To determine the possible signaling molecules responsible for the synergistic cell killing effect induced by berberine and rapamycin, the level of p-p70S6K1 (the downstream target of mTOR) was investigated. p-p70S6K1 expression was found to be significantly inhibited by treatment with berberine and rapamycin alone. Moreover, combined treatment with berberine and rapamycin induced a significant reduction in the level of p-p70S6K1 in the HCC cells compared with that in those treated with rapamycin or berberine alone. This suggests that p70S6K1, as well as mTOR, may be the target molecules involved in the synergistic cell killing effect of combined berberine and rapamycin treatment, and that the efficacy of this combination may have been induced through further suppression of mTOR signaling.
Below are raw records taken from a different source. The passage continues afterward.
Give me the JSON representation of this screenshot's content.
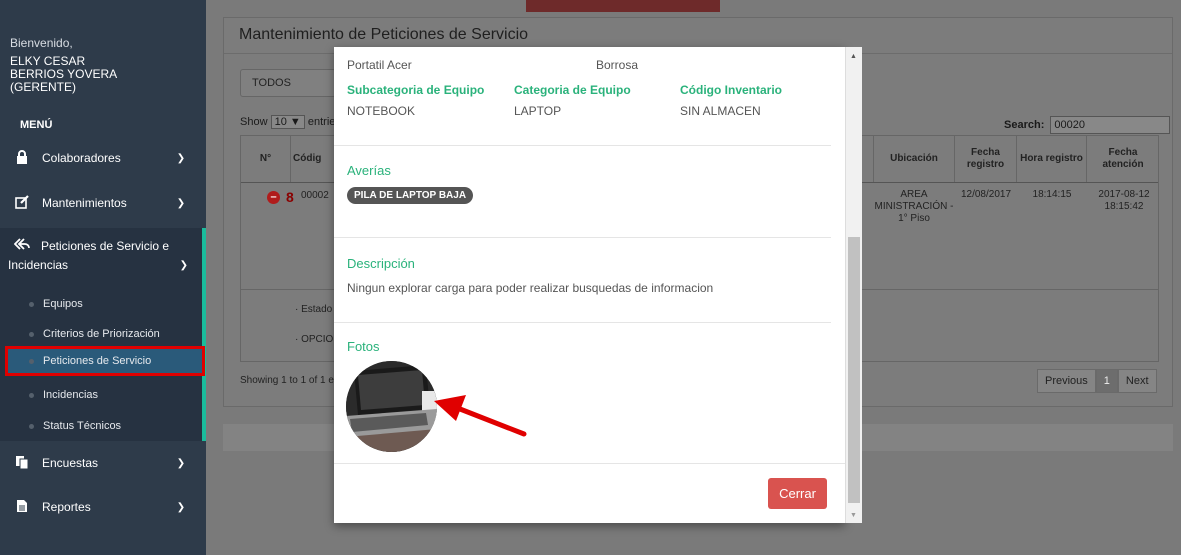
{
  "sidebar": {
    "welcome": "Bienvenido,",
    "user_line1": "ELKY CESAR",
    "user_line2": "BERRIOS YOVERA",
    "user_line3": "(GERENTE)",
    "menu_title": "MENÚ",
    "items": [
      {
        "label": "Colaboradores",
        "icon": "lock-icon"
      },
      {
        "label": "Mantenimientos",
        "icon": "edit-icon"
      },
      {
        "label_line1": "Peticiones de Servicio e",
        "label_line2": "Incidencias",
        "icon": "reply-all-icon"
      },
      {
        "label": "Encuestas",
        "icon": "copy-icon"
      },
      {
        "label": "Reportes",
        "icon": "file-icon"
      }
    ],
    "sub_items": [
      "Equipos",
      "Criterios de Priorización",
      "Peticiones de Servicio",
      "Incidencias",
      "Status Técnicos"
    ]
  },
  "page": {
    "title": "Mantenimiento de Peticiones de Servicio",
    "filter_value": "TODOS",
    "show_prefix": "Show",
    "show_value": "10",
    "show_suffix": "entrie",
    "search_label": "Search:",
    "search_value": "00020",
    "headers": {
      "num": "N°",
      "code": "Códig",
      "ubicacion": "Ubicación",
      "fecha_registro": "Fecha registro",
      "hora_registro": "Hora registro",
      "fecha_atencion": "Fecha atención"
    },
    "row": {
      "num": "8",
      "code": "00002",
      "ubicacion": "AREA MINISTRACIÓN - 1° Piso",
      "fecha_registro": "12/08/2017",
      "hora_registro": "18:14:15",
      "fecha_atencion": "2017-08-12 18:15:42"
    },
    "detail_1": "Estado",
    "detail_2": "OPCIO",
    "showing": "Showing 1 to 1 of 1 en",
    "pager": {
      "previous": "Previous",
      "page": "1",
      "next": "Next"
    }
  },
  "modal": {
    "equipo": "Portatil Acer",
    "estado": "Borrosa",
    "subcategoria_label": "Subcategoria de Equipo",
    "subcategoria_value": "NOTEBOOK",
    "categoria_label": "Categoria de Equipo",
    "categoria_value": "LAPTOP",
    "codigo_label": "Código Inventario",
    "codigo_value": "SIN ALMACEN",
    "averias_title": "Averías",
    "averia_badge": "PILA DE LAPTOP BAJA",
    "descripcion_title": "Descripción",
    "descripcion_value": "Ningun explorar carga para poder realizar busquedas de informacion",
    "fotos_title": "Fotos",
    "cerrar_label": "Cerrar"
  },
  "colors": {
    "accent": "#2ab27b",
    "danger": "#d9534f",
    "sidebar_bg": "#2e3b4a",
    "highlight": "#e00000"
  }
}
This was further supported by the findings of the present study, that in SMMC7721 cells transfected with pcDNA3.1, berberine and rapamycin alone were capable of inhibiting p-mTOR expression, while the combination of berberine and rapamycin induced a lower level of p-mTOR than berberine or rapamycin alone. Similar synergistic mechanisms have been reported in HCC cells co-treated with the rapamycin analog RAD001 and the Akt inhibitor MK-2206 (19), as well as in HCC cells co-treated with rapamycin and bortezomib, a proteasome inhibitor with antitumor activity, including the capacity to downregulate p-Akt (20). However, in the present study, whether there were other mechanisms involved in the synergistic anticancer effect of combined berberine and rapamycin treatment, other than the synergistic suppression of mTOR signaling, requires further investigation.
In our previous study, berberine was found to induce cell death in SMMC7721 cells through downregulating CD147 (12). Furthermore, CD147 has been reported to inhibit starvation-induced autophagic cell death in SMMC7721 cells through increasing the activity of the PI3K/Akt pathway (16). To the best of our knowledge, at present, no studies have directly focused on the interrelation between CD147 and mTOR signaling. In order to investigate whether CD147 was implicated in the cell death mediated by mTOR signaling in the HCC cells co-treated with berberine and rapamycin, CD147 was overexpressed in SMMC7721 cells and its effect on cell death was observed. Overexpression of CD147 was found to significantly inhibit the downregulation of p-mTOR expression and to decrease cell death in cells co-treated with berberine and rapamycin. Based on these findings and our previous studies (12,16), it was hypothesized that CD147 may have a regulatory effect on the activity of the PI3K/Akt/mTOR signaling pathway, and that the cell death induced by combined berberine and rapamycin treatment may, at least in part, be due to berberine-induced CD147 downregulation. However, the effect of rapamycin on CD147 expression in HCC cells requires further investigation.
In conclusion, the results of the present study indicate that berberine sensitizes rapamycin-mediated HCC cell death, at least in part, through synergistically inhibiting mTOR signaling through the downregulation of CD147. These findings suggest the possibility of developing a novel regimen capable of improving HCC therapy and minimizing the immunosuppression associated with rapamycin through decreasing its dose.
The present study was supported by grants from the National Natural Science Foundation of China (no. 81101744), the Natural Science Foundation of Xi’an Medical University (no. 11FZ09 and 11FZ14) and the Scientific Research Program, funded by Shaanxi Provincial Health Department (nos. 2014D21 and 2014D24).